Suit l'arrêt du 31 mai 1991 antérieurement commenté dans son intégralité;

Cour de cassation
Assemblée plénière


Audience publique du 31 mai 1991


N° de pourvoi: 90-20105
 

Publié au bulletin
 

Premier président : M. Drai, président
Rapporteur : Mme Giannotti, M. Chartier, conseiller apporteur
Premier avocat général : M. Dontenwille, avocat général



REPUBLIQUE FRANÇAISE


AU NOM DU PEUPLE FRANCAIS

Sur le pourvoi dans l’intérêt de la loi formé par M. le Procureur général près la Cour de Cassation :
 

Vu les articles 6 et 1128 du Code civil, ensemble l’article 353 du même Code ;

Attendu que, la convention par laquelle une femme s’engage, fût-ce à titre gratuit, à concevoir et à porter un enfant pour l’abandonner à sa naissance contrevient tant au principe d’ordre public de l’indisponibilité du corps humain qu’à celui de l’indisponibilité de
l’état des personnes ;


Attendu selon l’arrêt infirmatif attaqué que Mme X..., épouse de M. Y..., étant atteinte d’une stérilité irréversible, son mari a donné son sperme à une autre femme qui, inséminée artificiellement, a porté et mis au monde l’enfant ainsi conçu ; qu’à sa naissance, cet enfant a été déclaré comme étant né de Y..., sans indication de filiation maternelle ;


Attendu que, pour prononcer l’adoption plénière de l’enfant par Mme Y..., l’arrêt retient qu’en l’état actuel des pratiques scientifiques et des moeurs, la méthode de la maternité substituée doit être considérée comme licite et non contraire à l’ordre public, et que cette adoption est conforme à l’intérêt de l’enfant, qui a été accueilli et élevé au foyer de M. et Mme Y... pratiquement depuis sa naissance ;


Qu’en statuant ainsi, alors que cette adoption n’était que l’ultime phase d’un processus d’ensemble destiné à permettre à un couple l’accueil à son foyer d’un enfant, conçu en exécution d’un contrat tendant à l’abandon à sa naissance par sa mère, et que, portant atteinte aux principes de l’indisponibilité du corps humain et de l’état des personnes, ce processus constituait un détournement de l’institution de l’adoption, la cour d’appel a violé les textes susvisés ;


PAR CES MOTIFS :


CASSE ET ANNULE, mais seulement dans l’intérêt de la loi et sans renvoi, l’arrêt rendu le 15 juin 1990 par la cour d’appel de Paris.

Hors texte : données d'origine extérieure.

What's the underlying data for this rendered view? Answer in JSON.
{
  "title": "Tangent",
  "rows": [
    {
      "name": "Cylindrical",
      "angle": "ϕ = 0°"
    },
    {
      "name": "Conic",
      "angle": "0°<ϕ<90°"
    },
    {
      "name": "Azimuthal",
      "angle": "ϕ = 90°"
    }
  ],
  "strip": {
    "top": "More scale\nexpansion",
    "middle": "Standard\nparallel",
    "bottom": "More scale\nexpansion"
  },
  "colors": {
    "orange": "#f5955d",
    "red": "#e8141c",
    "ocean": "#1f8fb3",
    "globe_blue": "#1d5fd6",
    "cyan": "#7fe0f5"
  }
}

REQUETE DE M. LE PROCUREUR GENERAL PRES LA COUR DE CASSATION.
 

Le Procureur général près la Cour de Cassation a l’honneur d’exposer :

- Que, par jugement du 28 juin 1989, le tribunal de grande instance de Paris a rejeté la requête présentée par Mme X..., épouse Y..., tendant à l’adoption plénière de l’enfant Z... déclarée comme étant née de M. Y..., mari de la requérante, sans indication de filiation maternelle ;


- Que, pour ne pas faire droit à cette requête, les premiers juges ont retenu que les époux Y..., pour remédier à la stérilité de leur couple, avaient eu recours à l’association Alma Mater, aujourd’hui dissoute, l’enfant étant né d’une mère de substitution qui l’a abandonné  à la naissance, pratique déclarée illicite ;


- Que sur appel de Mme Y..., la première chambre civile, section C, de la cour d’appel de Paris, a, par arrêt du 15 juin 1990, infirmé la décision entreprise et prononcé l’adoption plénière sollicitée par la requérante ;


- Qu’au soutien de leur décision devenue définitive, les juges du second degré ont tiré de nos principes généraux relatifs à la filiation, des règles d’ordre public concernant les contrats et de certaines conventions ou déclarations internationales, des conclusions contraires à celles auxquelles était parvenue votre première chambre civile de la Cour de Cassation qui, dans un cas de figure pratiquement identique, a, par arrêt du 13 décembre 1989 (association Alma Mater contre procureur général Aix-en-Provence) reconnu le caractère illicite de la maternité pour autrui et les associations qui s’efforcent de la promouvoir ;


- Qu’il importe en cette matière particulièrement sensible, qui touche à un délicat problème de société et d’éthique, que soit mis fin à des divergences jurisprudentielles majeures et que la sécurité juridique soit assurée.


PAR CES MOTIFS :


Vu l’article 17 de la loi du 3 juillet 1967 relative à la Cour de Cassation ;


Requiert qu’il plaise à la Cour de Cassation ;


CASSE ET ANNULE, sans renvoi et dans le seul intérêt de la loi l’arrêt rendu le 15 juin 1990 par la cour d’appel de Paris ayant fait droit à la requête en adoption plénière présentée par Mme X..., épouse Y...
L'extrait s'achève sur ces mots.